WASHINGTON – Stephanie Walker stumbled across a photo-sharing application for her iPhone while scrolling through her Twitter feed one day and decided to download it.
The “app,” called Instagram, transformed her ordinary photo into something quirky and unique. Now, she’s hooked.
“I figured I’d give it a try, and it’s growing on me,” said Walker, a senior kinesiology major at the University of Maryland. “I really like the idea that you can alter the pictures after you take them. … You can be really creative.”
This newest social media craze — available for free in the mobile App Store — allows users to edit photos taken on their smartphone cameras using a variety of filters — from sepia tones to 1970s-inspired hues — which transform ordinary snapshots into professional-quality photos. Users can then share these pictures via Instagram, as well as through their Twitter and Facebook accounts.
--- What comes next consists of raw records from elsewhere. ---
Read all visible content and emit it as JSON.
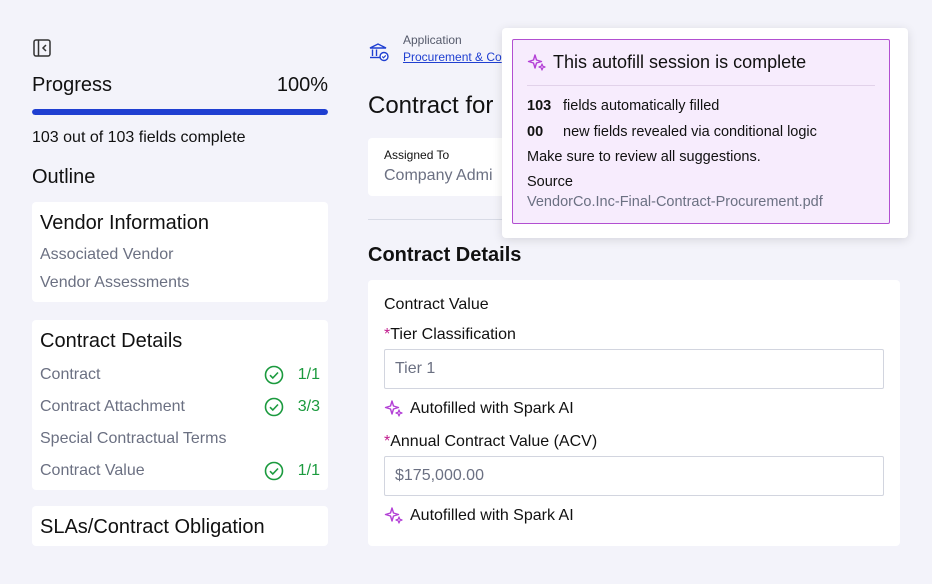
{
  "progress": {
    "label": "Progress",
    "percent_text": "100%",
    "fraction": 1.0,
    "fields_text": "103 out of 103 fields complete"
  },
  "outline": {
    "title": "Outline",
    "sections": [
      {
        "title": "Vendor Information",
        "items": [
          {
            "label": "Associated Vendor"
          },
          {
            "label": "Vendor Assessments"
          }
        ]
      },
      {
        "title": "Contract Details",
        "items": [
          {
            "label": "Contract",
            "count": "1/1"
          },
          {
            "label": "Contract Attachment",
            "count": "3/3"
          },
          {
            "label": "Special Contractual Terms"
          },
          {
            "label": "Contract Value",
            "count": "1/1"
          }
        ]
      },
      {
        "title": "SLAs/Contract Obligation",
        "items": []
      }
    ]
  },
  "header": {
    "app_label": "Application",
    "app_link": "Procurement & Co",
    "contract_title": "Contract for"
  },
  "assigned": {
    "label": "Assigned To",
    "value": "Company Admi"
  },
  "contract_details": {
    "title": "Contract Details",
    "subtitle": "Contract Value",
    "fields": [
      {
        "required_mark": "*",
        "label": "Tier Classification",
        "value": "Tier 1",
        "autofill": "Autofilled with Spark AI"
      },
      {
        "required_mark": "*",
        "label": "Annual Contract Value (ACV)",
        "value": "$175,000.00",
        "autofill": "Autofilled with Spark AI"
      }
    ]
  },
  "popup": {
    "title": "This autofill session is complete",
    "filled_count": "103",
    "filled_text": "fields automatically filled",
    "revealed_count": "00",
    "revealed_text": "new fields revealed via conditional logic",
    "note": "Make sure to review all suggestions.",
    "source_label": "Source",
    "source_file": "VendorCo.Inc-Final-Contract-Procurement.pdf"
  },
  "colors": {
    "accent": "#1f3fd1",
    "success": "#1b9a3e",
    "spark": "#b33fd6",
    "required": "#c01b8d"
  }
}
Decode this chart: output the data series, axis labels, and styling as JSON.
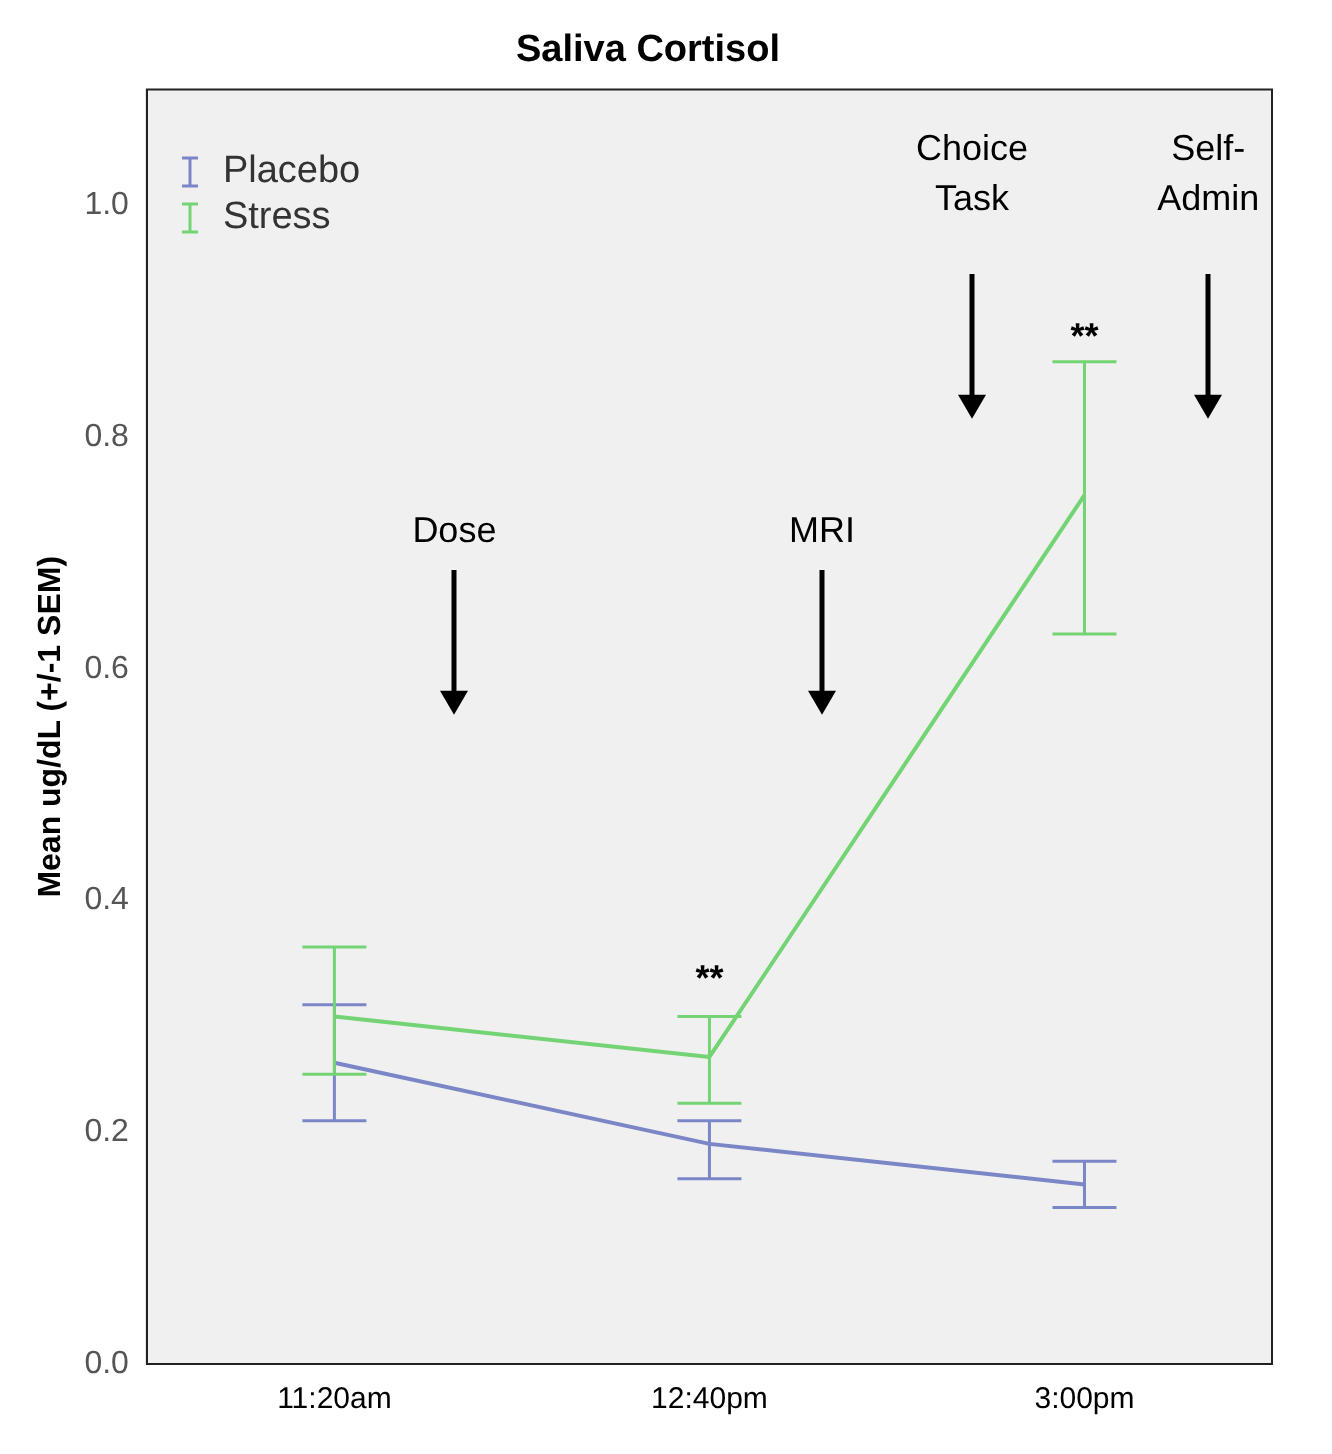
{
  "chart_data": {
    "type": "line",
    "title": "Saliva Cortisol",
    "ylabel": "Mean ug/dL (+/-1 SEM)",
    "categories": [
      "11:20am",
      "12:40pm",
      "3:00pm"
    ],
    "series": [
      {
        "name": "Placebo",
        "color": "#7b86c6",
        "values": [
          0.26,
          0.19,
          0.155
        ],
        "errors": [
          [
            0.21,
            0.31
          ],
          [
            0.16,
            0.21
          ],
          [
            0.135,
            0.175
          ]
        ]
      },
      {
        "name": "Stress",
        "color": "#74d374",
        "values": [
          0.3,
          0.265,
          0.75
        ],
        "errors": [
          [
            0.25,
            0.36
          ],
          [
            0.225,
            0.3
          ],
          [
            0.63,
            0.865
          ]
        ]
      }
    ],
    "ylim": [
      0,
      1.1
    ],
    "yticks": [
      {
        "value": 0,
        "label": "0.0"
      },
      {
        "value": 0.2,
        "label": "0.2"
      },
      {
        "value": 0.4,
        "label": "0.4"
      },
      {
        "value": 0.6,
        "label": "0.6"
      },
      {
        "value": 0.8,
        "label": "0.8"
      },
      {
        "value": 1,
        "label": "1.0"
      }
    ],
    "grid": false,
    "legend": "top left",
    "marker": "none",
    "annotations": [
      "Dose",
      "MRI",
      "Choice Task",
      "Self-Admin",
      "**",
      "**"
    ]
  }
}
“I haven’t come across a boring picture yet,” said Walker. “Somebody could take a picture of a leaf, change it and it’d still look cool.”
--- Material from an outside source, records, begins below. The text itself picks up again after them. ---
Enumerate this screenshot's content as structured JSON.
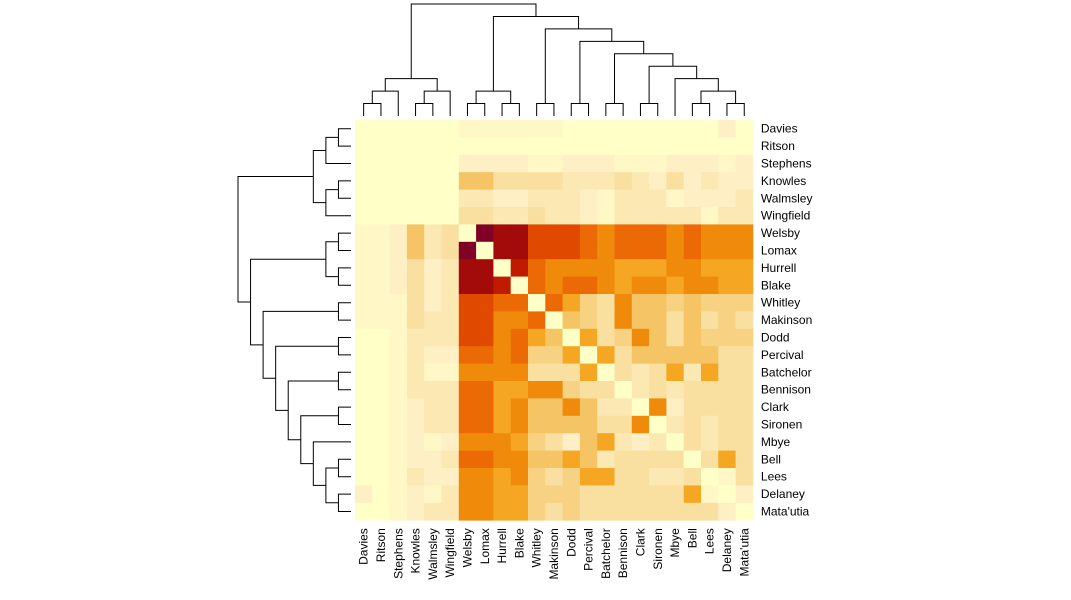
{
  "chart_data": {
    "type": "heatmap",
    "title": "",
    "xlabel": "",
    "ylabel": "",
    "legend": "none",
    "grid": false,
    "color_scale": {
      "low": "#FFFFC8",
      "high": "#800026",
      "stops": [
        "#FFFFC8",
        "#FEF0C4",
        "#FAE0A0",
        "#F5C465",
        "#F5A623",
        "#F08A0A",
        "#EB6A05",
        "#E04A00",
        "#C01A00",
        "#A30A0A",
        "#800026"
      ]
    },
    "row_labels": [
      "Davies",
      "Ritson",
      "Stephens",
      "Knowles",
      "Walmsley",
      "Wingfield",
      "Welsby",
      "Lomax",
      "Hurrell",
      "Blake",
      "Whitley",
      "Makinson",
      "Dodd",
      "Percival",
      "Batchelor",
      "Bennison",
      "Clark",
      "Sironen",
      "Mbye",
      "Bell",
      "Lees",
      "Delaney",
      "Mata'utia"
    ],
    "column_labels": [
      "Davies",
      "Ritson",
      "Stephens",
      "Knowles",
      "Walmsley",
      "Wingfield",
      "Welsby",
      "Lomax",
      "Hurrell",
      "Blake",
      "Whitley",
      "Makinson",
      "Dodd",
      "Percival",
      "Batchelor",
      "Bennison",
      "Clark",
      "Sironen",
      "Mbye",
      "Bell",
      "Lees",
      "Delaney",
      "Mata'utia"
    ],
    "values": [
      [
        0,
        0,
        0,
        0,
        0,
        0,
        0.5,
        0.5,
        0.5,
        0.5,
        0.5,
        0.5,
        0,
        0,
        0,
        0,
        0,
        0,
        0,
        0,
        0,
        1,
        0
      ],
      [
        0,
        0,
        0,
        0,
        0,
        0,
        0,
        0,
        0,
        0,
        0,
        0,
        0,
        0,
        0,
        0,
        0,
        0,
        0,
        0,
        0,
        0,
        0
      ],
      [
        0,
        0,
        0,
        0,
        0,
        0,
        1,
        1,
        1,
        1,
        0.5,
        0.5,
        1,
        1,
        1,
        0.5,
        0.5,
        0.5,
        1,
        1,
        1,
        0.5,
        1
      ],
      [
        0,
        0,
        0,
        0,
        0,
        0,
        3,
        3,
        2,
        2,
        2,
        2,
        1.5,
        1.5,
        1.5,
        2,
        1.5,
        1,
        2,
        1,
        1.5,
        1,
        1
      ],
      [
        0,
        0,
        0,
        0,
        0,
        0,
        1.5,
        1.5,
        1,
        1,
        1.5,
        1.5,
        1.5,
        1,
        0.5,
        1.5,
        1.5,
        1.5,
        0.5,
        1,
        1,
        1,
        1.5
      ],
      [
        0,
        0,
        0,
        0,
        0,
        0,
        2,
        2,
        1.5,
        1.5,
        2,
        1.5,
        1.5,
        1,
        0.5,
        1.5,
        1.5,
        1.5,
        1.5,
        1.5,
        0.5,
        1.5,
        1.5
      ],
      [
        0.5,
        0.5,
        1,
        3,
        1.5,
        2,
        0,
        10,
        9,
        9,
        7,
        7,
        7,
        6,
        5,
        6,
        6,
        6,
        5,
        6,
        5,
        5,
        5
      ],
      [
        0.5,
        0.5,
        1,
        3,
        1.5,
        2,
        10,
        0,
        9,
        9,
        7,
        7,
        7,
        6,
        5,
        6,
        6,
        6,
        5,
        6,
        5,
        5,
        5
      ],
      [
        0.5,
        0.5,
        1,
        2,
        1,
        1.5,
        9,
        9,
        0,
        8,
        6,
        5,
        5,
        5,
        5,
        4,
        4,
        4,
        5,
        5,
        4,
        4,
        4
      ],
      [
        0.5,
        0.5,
        1,
        2,
        1,
        1.5,
        9,
        9,
        8,
        0,
        6,
        5,
        6,
        6,
        5,
        4,
        5,
        5,
        4,
        5,
        5,
        4,
        4
      ],
      [
        0.5,
        0.5,
        0.5,
        2,
        1,
        1.5,
        7,
        7,
        6,
        6,
        0,
        6,
        4,
        2.5,
        2,
        5,
        3,
        3,
        2.5,
        3,
        2.5,
        2.5,
        2.5
      ],
      [
        0.5,
        0.5,
        0.5,
        2,
        1.5,
        1.5,
        7,
        7,
        5,
        5,
        6,
        0,
        3,
        2.5,
        2,
        5,
        3,
        3,
        2,
        3,
        2,
        2.5,
        2
      ],
      [
        0,
        0,
        0.5,
        1.5,
        1.5,
        1.5,
        7,
        7,
        5,
        6,
        4,
        3,
        0,
        4,
        2,
        2.5,
        5,
        3,
        2,
        3,
        2.5,
        2.5,
        2.5
      ],
      [
        0,
        0,
        0.5,
        1.5,
        1,
        1,
        6,
        6,
        5,
        6,
        2.5,
        2.5,
        4,
        0,
        4,
        2,
        3,
        3,
        3,
        3,
        3,
        2,
        2
      ],
      [
        0,
        0,
        0.5,
        1.5,
        0.5,
        0.5,
        5,
        5,
        5,
        5,
        2,
        2,
        2,
        4,
        0,
        2,
        1.5,
        2,
        4,
        1.5,
        4,
        2,
        2
      ],
      [
        0,
        0,
        0.5,
        1.5,
        1.5,
        1.5,
        6,
        6,
        4,
        4,
        5,
        5,
        2.5,
        2,
        2,
        0,
        1.5,
        2,
        1.5,
        2,
        2,
        2,
        2
      ],
      [
        0,
        0,
        0.5,
        1,
        1.5,
        1.5,
        6,
        6,
        4,
        5,
        3,
        3,
        5,
        3,
        1.5,
        1.5,
        0,
        5,
        1,
        2,
        2,
        2,
        2
      ],
      [
        0,
        0,
        0.5,
        1,
        1.5,
        1.5,
        6,
        6,
        4,
        5,
        3,
        3,
        3,
        3,
        2,
        2,
        5,
        0,
        1.5,
        2,
        1.5,
        2,
        2
      ],
      [
        0,
        0,
        0.5,
        1,
        0.5,
        1,
        5,
        5,
        5,
        4,
        2.5,
        2,
        1,
        3,
        4,
        1.5,
        1,
        1.5,
        0,
        2,
        1.5,
        2,
        2
      ],
      [
        0,
        0,
        0.5,
        1,
        1,
        1.5,
        6,
        6,
        5,
        5,
        3,
        3,
        4,
        3,
        1.5,
        2,
        2,
        2,
        2,
        0,
        2,
        4,
        2
      ],
      [
        0,
        0,
        0.5,
        1.5,
        1,
        1,
        5,
        5,
        4,
        5,
        2.5,
        2,
        2.5,
        4,
        4,
        2,
        2,
        1.5,
        1.5,
        2,
        0,
        0.5,
        2
      ],
      [
        1,
        0,
        0.5,
        1,
        0.5,
        1.5,
        5,
        5,
        4,
        4,
        2.5,
        2.5,
        2.5,
        2,
        2,
        2,
        2,
        2,
        2,
        4,
        0.5,
        0,
        1
      ],
      [
        0,
        0,
        0.5,
        1,
        1.5,
        1.5,
        5,
        5,
        4,
        4,
        2.5,
        2,
        2.5,
        2,
        2,
        2,
        2,
        2,
        2,
        2,
        2,
        1,
        0
      ]
    ]
  }
}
The application launched in October 2010 and quickly gained 1 million followers in less than three months. It reached 10 million users by September and now boasts 15 million. In December, Apple awarded it “iPhone App of the Year.”
According to the company’s website, co-founders Kevin Systrom and Mike Krieger envisioned a “fast and efficient” photo-sharing service that challenged the assumption that “taking interesting photos takes a big bulky camera and a couple years of art school.” They then raised $500,000 from Andreessen Horowitz and Baseline Ventures, as well as another $7 million investment from Benchmark Capital.
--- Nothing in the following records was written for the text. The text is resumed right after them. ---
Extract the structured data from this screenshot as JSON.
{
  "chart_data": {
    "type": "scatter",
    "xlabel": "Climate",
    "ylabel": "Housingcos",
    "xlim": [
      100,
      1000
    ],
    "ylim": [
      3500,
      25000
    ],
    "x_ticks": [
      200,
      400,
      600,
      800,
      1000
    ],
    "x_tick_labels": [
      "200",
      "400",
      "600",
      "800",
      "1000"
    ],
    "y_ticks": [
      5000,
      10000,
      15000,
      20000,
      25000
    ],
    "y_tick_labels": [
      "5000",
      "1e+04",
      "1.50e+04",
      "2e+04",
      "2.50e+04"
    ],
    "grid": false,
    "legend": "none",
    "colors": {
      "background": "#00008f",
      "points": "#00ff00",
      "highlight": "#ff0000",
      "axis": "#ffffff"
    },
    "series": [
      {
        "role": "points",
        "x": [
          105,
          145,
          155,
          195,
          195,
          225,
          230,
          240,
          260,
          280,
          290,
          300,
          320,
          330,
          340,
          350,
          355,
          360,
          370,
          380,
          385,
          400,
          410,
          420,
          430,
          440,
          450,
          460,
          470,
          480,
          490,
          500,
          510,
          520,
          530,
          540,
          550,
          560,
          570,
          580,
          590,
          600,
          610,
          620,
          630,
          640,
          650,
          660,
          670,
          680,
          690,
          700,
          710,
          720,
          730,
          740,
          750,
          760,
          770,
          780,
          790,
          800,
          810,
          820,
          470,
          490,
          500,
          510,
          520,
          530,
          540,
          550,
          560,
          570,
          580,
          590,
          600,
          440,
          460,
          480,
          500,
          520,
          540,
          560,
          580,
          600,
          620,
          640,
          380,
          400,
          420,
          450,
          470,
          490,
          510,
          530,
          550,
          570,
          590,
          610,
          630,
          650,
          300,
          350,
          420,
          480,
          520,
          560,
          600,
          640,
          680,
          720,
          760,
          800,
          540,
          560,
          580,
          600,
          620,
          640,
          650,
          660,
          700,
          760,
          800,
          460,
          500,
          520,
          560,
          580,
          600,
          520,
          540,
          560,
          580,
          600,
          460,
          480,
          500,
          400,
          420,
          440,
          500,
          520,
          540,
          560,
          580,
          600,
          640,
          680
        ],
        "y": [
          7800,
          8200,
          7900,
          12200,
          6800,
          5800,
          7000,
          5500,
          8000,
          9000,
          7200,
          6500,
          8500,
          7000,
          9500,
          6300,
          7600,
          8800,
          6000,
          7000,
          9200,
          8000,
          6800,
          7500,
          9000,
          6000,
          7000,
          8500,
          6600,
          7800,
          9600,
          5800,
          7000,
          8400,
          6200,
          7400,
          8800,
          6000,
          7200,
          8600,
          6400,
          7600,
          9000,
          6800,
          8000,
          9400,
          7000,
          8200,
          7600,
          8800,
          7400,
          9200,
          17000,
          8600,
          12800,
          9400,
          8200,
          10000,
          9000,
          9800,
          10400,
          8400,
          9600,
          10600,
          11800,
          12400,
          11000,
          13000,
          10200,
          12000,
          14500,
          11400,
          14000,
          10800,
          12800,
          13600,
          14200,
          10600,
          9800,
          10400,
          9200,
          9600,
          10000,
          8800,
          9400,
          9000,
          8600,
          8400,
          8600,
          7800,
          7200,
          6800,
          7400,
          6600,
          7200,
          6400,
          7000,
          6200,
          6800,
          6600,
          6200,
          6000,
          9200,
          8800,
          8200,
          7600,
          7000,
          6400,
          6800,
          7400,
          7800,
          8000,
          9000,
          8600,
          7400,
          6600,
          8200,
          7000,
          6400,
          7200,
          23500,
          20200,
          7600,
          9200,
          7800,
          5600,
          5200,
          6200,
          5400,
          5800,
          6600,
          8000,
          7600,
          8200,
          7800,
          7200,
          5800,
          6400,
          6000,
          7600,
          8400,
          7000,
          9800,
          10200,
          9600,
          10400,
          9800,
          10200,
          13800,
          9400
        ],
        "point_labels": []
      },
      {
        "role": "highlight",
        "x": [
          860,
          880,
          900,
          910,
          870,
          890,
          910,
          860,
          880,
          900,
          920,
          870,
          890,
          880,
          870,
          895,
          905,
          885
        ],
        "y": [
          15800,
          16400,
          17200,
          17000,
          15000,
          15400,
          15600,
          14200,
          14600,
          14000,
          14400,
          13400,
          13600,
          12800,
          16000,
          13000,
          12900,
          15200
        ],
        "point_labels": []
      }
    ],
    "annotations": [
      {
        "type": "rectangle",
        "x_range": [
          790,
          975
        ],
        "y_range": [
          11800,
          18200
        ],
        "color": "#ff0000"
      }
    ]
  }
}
The company did not return messages seeking comment.
The secret to the brand’s success is its marriage of smartphone technology and social media, according to Chris Harris, who teaches a digital marketing course at Johns Hopkins University. As an iPhone app, Instagram brings a unique flavor to the social media craze normally dominated by websites.
“The smartphone opens up everything,” Harris said. “We’re able to … get to where we want to be in the palm of our hands, and you couple that with the whole social media revolution, and Instagram really hit on something.”
However, everyday users aren’t the only ones latching onto Instagram — various news outlets, companies and political figures have downloaded it, too. President Obama joined the application Jan. 2, hinting at a desire to embrace emerging forms of social media as the 2012 election draws closer.
Instagram hasn’t announced plans to bring the application to the Android or Blackberry platforms, and is instead “working on making the iPhone experience as solid as possible,” according to its website.
But Harris said the company should work to expand its services if it hopes to be sustainable in the future.
“There’s almost a sense of pride that it’s available on the iPhone,” he said. “Don’t pigeonhole yourself … the iPhone is not the entire market.”
And in the fast-paced, fickle world of social media, other brands — such as Pinterest, an online pinboard where users can share photo collections using themes — could quickly usurp Instagram by incorporating some of its features into its software, Harris added.
“The chances are that there are other apps that will take the best of Instagram … and essentially add it into their offerings in the social media revolution,” he said. “There’s no guarantee that Instagram will be this popular a year from now.”
Another University of Maryland student, junior psychology major Sophie Jablonsky, said that as an avid photographer, Instagram simplifies her craft.
“I thought, ‘This is a really great way to take pictures easily and then show them to people,'” she said. “That’s one of the things that’s so great about it: You can take something completely mundane and stationary and make it into something artistic.”